# Put in a couple valves...



## Flyout95 (Apr 13, 2012)

Dropped in a few valves today... 

Good times.


----------



## mssp (Dec 15, 2009)

so what did you do after lunch?:laughing: nice looking work


----------



## supakingDFW (Aug 19, 2014)

Looks sweet!!...well done sir


----------



## Plumbus (Aug 4, 2008)

What do those valves weigh?


----------



## gear junkie (Jun 20, 2008)

So why don't these need thrust blocks or some kind of movement restraint?


----------



## Flyout95 (Apr 13, 2012)

gear junkie said:


> So why don't these need thrust blocks or some kind of movement restraint?

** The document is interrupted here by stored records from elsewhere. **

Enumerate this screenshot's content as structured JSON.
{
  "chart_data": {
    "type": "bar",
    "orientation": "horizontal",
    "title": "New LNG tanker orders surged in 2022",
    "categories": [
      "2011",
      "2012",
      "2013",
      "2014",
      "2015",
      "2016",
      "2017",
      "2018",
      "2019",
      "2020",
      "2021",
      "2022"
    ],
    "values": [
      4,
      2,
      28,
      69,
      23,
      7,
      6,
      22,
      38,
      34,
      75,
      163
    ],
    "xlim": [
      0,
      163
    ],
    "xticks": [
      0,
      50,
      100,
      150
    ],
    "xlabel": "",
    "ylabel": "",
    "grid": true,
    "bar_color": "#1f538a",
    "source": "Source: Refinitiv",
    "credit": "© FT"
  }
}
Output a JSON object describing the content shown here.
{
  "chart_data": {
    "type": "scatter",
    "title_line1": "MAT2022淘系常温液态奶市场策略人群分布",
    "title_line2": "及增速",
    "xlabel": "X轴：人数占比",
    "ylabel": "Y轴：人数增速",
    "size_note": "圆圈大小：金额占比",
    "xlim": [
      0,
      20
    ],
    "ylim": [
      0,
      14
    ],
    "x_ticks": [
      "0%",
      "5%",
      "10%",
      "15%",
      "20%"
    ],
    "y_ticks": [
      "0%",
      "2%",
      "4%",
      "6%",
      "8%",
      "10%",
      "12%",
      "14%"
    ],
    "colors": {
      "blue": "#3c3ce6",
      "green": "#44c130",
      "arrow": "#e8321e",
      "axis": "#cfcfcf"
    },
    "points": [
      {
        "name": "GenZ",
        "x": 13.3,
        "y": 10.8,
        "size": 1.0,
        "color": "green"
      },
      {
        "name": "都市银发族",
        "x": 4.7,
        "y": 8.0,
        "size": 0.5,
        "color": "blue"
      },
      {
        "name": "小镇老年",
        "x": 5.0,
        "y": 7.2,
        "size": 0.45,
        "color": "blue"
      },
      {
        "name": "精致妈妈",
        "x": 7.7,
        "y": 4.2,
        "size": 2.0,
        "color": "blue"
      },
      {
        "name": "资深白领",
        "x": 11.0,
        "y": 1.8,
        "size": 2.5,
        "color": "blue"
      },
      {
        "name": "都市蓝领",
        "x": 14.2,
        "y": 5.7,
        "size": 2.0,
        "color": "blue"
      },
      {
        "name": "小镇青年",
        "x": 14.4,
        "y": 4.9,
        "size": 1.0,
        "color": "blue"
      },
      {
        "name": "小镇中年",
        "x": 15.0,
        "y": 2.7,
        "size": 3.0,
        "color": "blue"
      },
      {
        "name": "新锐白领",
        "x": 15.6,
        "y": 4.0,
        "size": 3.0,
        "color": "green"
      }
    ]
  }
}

They are laced to the wall.


----------



## Shoot'N'Plumber (Apr 27, 2013)

Nice Flyout! So let me ask ya! This install appears a little more unique! Did you do this by yourself and how long to do each one start to finish?


----------



## Shoot'N'Plumber (Apr 27, 2013)

Plumbus said:


> What do those valves weigh?


6" Kennedy's os&y should run about 150ish


----------



## Fast fry (May 19, 2012)

Is that hook/shackle part of the valve body ? Looks like the same colour


----------



## Fast fry (May 19, 2012)

Or part of the isolator?


----------



## Flyout95 (Apr 13, 2012)

Fast fry said:


> Is that hook/shackle part of the valve body ? Looks like the same colour


That's a chain fall.


----------



## Fast fry (May 19, 2012)

Flyout95 said:


> That's a chain fall.


Oh yeah . See the chains now behind the tee .just thought they may be small parts with pre fabricated rigging points . The big stuff is fun to fit unlike house plumbing .


----------